The efficient use of alternative to incarceration programs (ATIs) is an important part of an effective criminal justice system, playing a key role in: (A) reducing criminal recidivism; (B) maximizing the use of state resources; (C) depressurizing the prison system; and (D) disrupting the use of prisons for organized crime expansion. This is often apparent in the context of those whose alleged criminal activity is related to an underlying substance use disorder, although it applies in other contexts, as well. Incarceration is unlikely to prevent recidivism in such instances, as it does not address the underlying problem.
Decades of empirical research demonstrate that when properly implemented, ATIs can break this cycle of recidivism. Nonetheless, a key barrier to implementing ATIs effectively in the Western Hemisphere (Alt: in the Americas), including Colombia, is the lack of reliable information about these individuals' specific background and needs to allow officials to detect underlying factors, including but not limited to substance use disorders driving the alleged criminal behavior; permit more informed decisions about what ATI programs would best fit their specific circumstances; and identify related social services that could benefit them.

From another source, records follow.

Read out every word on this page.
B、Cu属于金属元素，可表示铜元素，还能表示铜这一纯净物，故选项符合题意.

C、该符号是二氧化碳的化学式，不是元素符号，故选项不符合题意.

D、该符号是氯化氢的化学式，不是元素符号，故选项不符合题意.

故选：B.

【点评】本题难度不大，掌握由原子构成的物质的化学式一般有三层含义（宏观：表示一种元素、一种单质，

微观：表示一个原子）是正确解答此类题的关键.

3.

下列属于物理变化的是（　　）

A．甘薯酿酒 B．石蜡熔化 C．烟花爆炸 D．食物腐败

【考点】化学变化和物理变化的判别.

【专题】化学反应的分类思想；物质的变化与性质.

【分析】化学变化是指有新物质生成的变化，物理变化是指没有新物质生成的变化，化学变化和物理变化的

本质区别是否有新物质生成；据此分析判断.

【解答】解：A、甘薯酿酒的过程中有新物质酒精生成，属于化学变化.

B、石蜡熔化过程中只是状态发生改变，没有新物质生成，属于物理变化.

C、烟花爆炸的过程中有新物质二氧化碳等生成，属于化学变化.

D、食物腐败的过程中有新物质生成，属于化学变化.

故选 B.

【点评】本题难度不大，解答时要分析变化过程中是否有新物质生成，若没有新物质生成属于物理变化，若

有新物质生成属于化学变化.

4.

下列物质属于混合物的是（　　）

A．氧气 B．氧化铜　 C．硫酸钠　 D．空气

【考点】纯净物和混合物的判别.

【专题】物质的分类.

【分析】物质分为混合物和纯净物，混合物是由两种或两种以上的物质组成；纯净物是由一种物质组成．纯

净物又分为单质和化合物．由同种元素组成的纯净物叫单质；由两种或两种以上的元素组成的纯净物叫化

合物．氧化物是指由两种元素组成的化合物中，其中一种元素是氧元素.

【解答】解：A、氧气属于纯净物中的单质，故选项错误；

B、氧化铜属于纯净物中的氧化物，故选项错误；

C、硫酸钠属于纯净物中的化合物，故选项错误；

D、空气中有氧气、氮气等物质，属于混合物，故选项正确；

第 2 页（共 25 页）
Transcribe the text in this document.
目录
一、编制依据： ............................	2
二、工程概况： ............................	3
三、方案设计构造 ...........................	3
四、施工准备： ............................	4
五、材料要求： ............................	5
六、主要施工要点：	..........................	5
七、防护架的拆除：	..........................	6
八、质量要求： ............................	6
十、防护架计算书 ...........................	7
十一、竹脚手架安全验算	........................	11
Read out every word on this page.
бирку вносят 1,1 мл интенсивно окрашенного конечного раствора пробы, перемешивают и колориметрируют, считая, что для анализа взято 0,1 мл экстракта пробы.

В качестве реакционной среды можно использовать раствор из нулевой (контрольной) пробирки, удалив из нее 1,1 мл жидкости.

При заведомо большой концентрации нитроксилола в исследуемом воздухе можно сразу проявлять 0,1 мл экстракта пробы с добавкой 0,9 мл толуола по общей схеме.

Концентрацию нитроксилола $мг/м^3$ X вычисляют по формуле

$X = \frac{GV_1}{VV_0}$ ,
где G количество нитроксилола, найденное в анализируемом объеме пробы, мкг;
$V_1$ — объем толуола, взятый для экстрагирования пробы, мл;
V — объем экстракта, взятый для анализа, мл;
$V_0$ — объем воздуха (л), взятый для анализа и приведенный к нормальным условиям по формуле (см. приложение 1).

To address this issue, the Executive Secretariat of the Inter-American Drug Abuse Control Commission is collaborating with Colombia to pilot informational assessment instruments within the criminal justice system. In partnership with a team of experts from the Center for Court Innovation (CCI), an assessment instrument is being developed and piloted with selected justice-involved individuals post-sentencing, to better determine what alternative programs might help with their rehabilitation and reduce recidivism. After pilot testing, the instrument will be adjusted based on initial outcomes, and will undergo a more thorough validation study before being implemented at scale.